Se constatado que a publicidade ocupa área pública ou outro espaço no qual a legislação eleitoral proíbe esse tipo de propaganda, deverá ser determinada sua retirada.
Rotatórias e canteiros também aparecem ocupados
Outro registro mostra vários wind banners instalados em uma rotatória, entre pistas utilizadas diariamente por centenas de motoristas.
A situação não envolve apenas legislação eleitoral.
Existe também uma questão de segurança viária.
Equipamentos de propaganda colocados próximos a cruzamentos, rotatórias e esquinas podem interferir no campo de visão dos condutores, dependendo de suas dimensões e posicionamento.
As fotografias feitas pela reportagem mostram justamente banners de grande altura em pontos nos quais motoristas precisam observar outros veículos antes de entrar ou atravessar a via.
Pedestres também reclamam
As calçadas são outro ponto das reclamações encaminhadas ao site.

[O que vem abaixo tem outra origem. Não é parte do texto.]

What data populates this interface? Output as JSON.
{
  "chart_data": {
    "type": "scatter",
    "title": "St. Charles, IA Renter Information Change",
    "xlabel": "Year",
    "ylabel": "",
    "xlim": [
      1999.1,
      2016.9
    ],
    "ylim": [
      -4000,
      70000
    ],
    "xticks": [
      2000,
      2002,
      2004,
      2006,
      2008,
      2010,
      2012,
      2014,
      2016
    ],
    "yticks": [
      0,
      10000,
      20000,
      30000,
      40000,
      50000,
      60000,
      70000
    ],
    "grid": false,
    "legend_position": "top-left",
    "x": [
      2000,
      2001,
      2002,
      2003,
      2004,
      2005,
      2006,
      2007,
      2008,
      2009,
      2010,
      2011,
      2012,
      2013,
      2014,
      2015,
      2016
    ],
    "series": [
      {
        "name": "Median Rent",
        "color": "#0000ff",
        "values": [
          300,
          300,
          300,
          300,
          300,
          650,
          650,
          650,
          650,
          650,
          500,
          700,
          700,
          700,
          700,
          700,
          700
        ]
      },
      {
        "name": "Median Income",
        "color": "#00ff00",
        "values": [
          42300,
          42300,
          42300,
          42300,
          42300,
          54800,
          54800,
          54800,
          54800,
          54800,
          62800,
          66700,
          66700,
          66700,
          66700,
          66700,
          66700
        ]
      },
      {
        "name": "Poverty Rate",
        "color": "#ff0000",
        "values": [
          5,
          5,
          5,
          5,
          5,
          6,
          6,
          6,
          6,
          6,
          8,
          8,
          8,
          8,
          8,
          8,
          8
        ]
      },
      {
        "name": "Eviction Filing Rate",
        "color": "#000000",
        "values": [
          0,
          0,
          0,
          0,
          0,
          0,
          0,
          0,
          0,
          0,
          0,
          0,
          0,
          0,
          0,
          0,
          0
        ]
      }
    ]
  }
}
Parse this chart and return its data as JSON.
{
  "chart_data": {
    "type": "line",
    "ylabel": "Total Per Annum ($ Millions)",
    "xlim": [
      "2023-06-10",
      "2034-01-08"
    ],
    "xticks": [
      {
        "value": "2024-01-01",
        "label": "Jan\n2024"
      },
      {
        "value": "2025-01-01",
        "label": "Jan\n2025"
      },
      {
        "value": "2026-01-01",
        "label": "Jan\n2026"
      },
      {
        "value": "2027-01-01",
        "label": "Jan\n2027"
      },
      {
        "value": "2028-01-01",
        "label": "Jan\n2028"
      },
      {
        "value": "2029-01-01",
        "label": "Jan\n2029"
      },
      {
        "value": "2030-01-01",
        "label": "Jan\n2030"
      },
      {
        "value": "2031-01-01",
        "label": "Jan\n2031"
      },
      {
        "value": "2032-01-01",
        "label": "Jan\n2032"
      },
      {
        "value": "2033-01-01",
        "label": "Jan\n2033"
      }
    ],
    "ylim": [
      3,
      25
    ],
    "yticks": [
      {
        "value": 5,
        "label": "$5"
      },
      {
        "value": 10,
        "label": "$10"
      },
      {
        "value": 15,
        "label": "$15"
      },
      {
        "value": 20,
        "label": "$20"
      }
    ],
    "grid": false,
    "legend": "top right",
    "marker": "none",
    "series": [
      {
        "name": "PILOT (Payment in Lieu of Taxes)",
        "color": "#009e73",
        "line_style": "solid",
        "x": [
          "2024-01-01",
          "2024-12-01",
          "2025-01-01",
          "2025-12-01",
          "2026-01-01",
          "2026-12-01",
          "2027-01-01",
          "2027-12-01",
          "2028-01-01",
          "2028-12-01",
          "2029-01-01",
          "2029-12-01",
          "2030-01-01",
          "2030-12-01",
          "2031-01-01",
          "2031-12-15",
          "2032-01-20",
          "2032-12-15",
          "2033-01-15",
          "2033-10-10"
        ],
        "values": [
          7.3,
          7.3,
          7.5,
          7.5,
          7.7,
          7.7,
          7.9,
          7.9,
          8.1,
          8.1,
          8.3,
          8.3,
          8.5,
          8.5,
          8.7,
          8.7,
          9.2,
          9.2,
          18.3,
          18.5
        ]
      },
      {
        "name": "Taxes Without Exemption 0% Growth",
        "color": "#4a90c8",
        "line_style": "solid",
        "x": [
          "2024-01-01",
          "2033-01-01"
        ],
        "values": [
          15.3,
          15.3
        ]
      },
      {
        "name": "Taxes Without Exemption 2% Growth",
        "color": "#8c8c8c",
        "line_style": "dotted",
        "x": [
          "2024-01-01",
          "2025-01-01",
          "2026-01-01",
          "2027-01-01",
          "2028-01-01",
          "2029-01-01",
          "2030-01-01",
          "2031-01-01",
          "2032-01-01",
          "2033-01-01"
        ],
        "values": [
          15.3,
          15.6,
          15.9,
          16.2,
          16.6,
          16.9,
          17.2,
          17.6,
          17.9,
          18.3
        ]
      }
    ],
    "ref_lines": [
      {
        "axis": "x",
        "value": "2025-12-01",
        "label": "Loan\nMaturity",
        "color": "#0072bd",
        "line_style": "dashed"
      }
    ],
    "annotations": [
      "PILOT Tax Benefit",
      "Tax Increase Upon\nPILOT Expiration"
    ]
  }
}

O passeio público existe prioritariamente para circulação de pessoas. Qualquer equipamento instalado sobre ele precisa respeitar as normas aplicáveis e preservar condições de acessibilidade.
Isso ganha ainda mais importância para cadeirantes, idosos, pessoas com deficiência visual e cidadãos com mobilidade reduzida.
Não se pode permitir que uma disputa eleitoral transforme calçadas, esquinas e espaços de circulação em obstáculos para a população.
Ministério Público Eleitoral deve analisar e cobrar retirada das irregularidades
Diante das imagens apresentadas nesta reportagem, o A Voz das Cidades entende que o Ministério Público Eleitoral deve ser provocado a analisar os locais registrados, verificando se as propagandas respeitam a Lei das Eleições e as normas estabelecidas para a campanha de 2026.
Constatada a irregularidade, candidatos, partidos, federações ou responsáveis pelas propagandas devem ser notificados para promover a retirada imediata dos wind banners dos locais proibidos, sem prejuízo das demais providências previstas na legislação.
É importante ressaltar que cabe à autoridade competente determinar, em cada caso concreto, se houve efetivamente infração eleitoral. A reportagem apresenta os registros e cobra a fiscalização, mas não substitui a análise da Justiça Eleitoral ou do Ministério Público Eleitoral.
Regra deve valer para todos
As imagens registradas pelo A Voz das Cidades mostram propaganda de diferentes candidatos e grupos políticos. Portanto, a cobrança não pode ter lado ou preferência partidária.
Se determinado local é proibido para um candidato, também deve ser proibido para todos os demais.
A legislação eleitoral existe justamente para assegurar igualdade de condições entre os concorrentes e impedir que espaços públicos sejam apropriados como extensão das campanhas.
A Voz das Cidades encaminhará os registros
Diante da quantidade de situações encontradas, A Voz das Cidades encaminhará ao Ministério Público Eleitoral os registros fotográficos apresentados nesta reportagem, solicitando que os locais sejam analisados.
Caso sejam confirmadas irregularidades, a expectativa é que os candidatos, partidos e demais responsáveis sejam notificados para retirar as publicidades instaladas em locais proibidos, além da adoção das providências legais que eventualmente forem cabíveis.
A campanha eleitoral é um instrumento legítimo da democracia. Candidatos têm o direito de divulgar seus nomes, números e propostas.
Mas existe uma condição básica: a propaganda precisa respeitar a lei, o espaço público, a acessibilidade e a segurança de motoristas e pedestres.
O A Voz das Cidades deixa espaço aberto aos candidatos e partidos mencionados ou identificados nas imagens, bem como ao Ministério Público Eleitoral, Justiça Eleitoral e Prefeitura de Jales, para esclarecimentos e manifestações.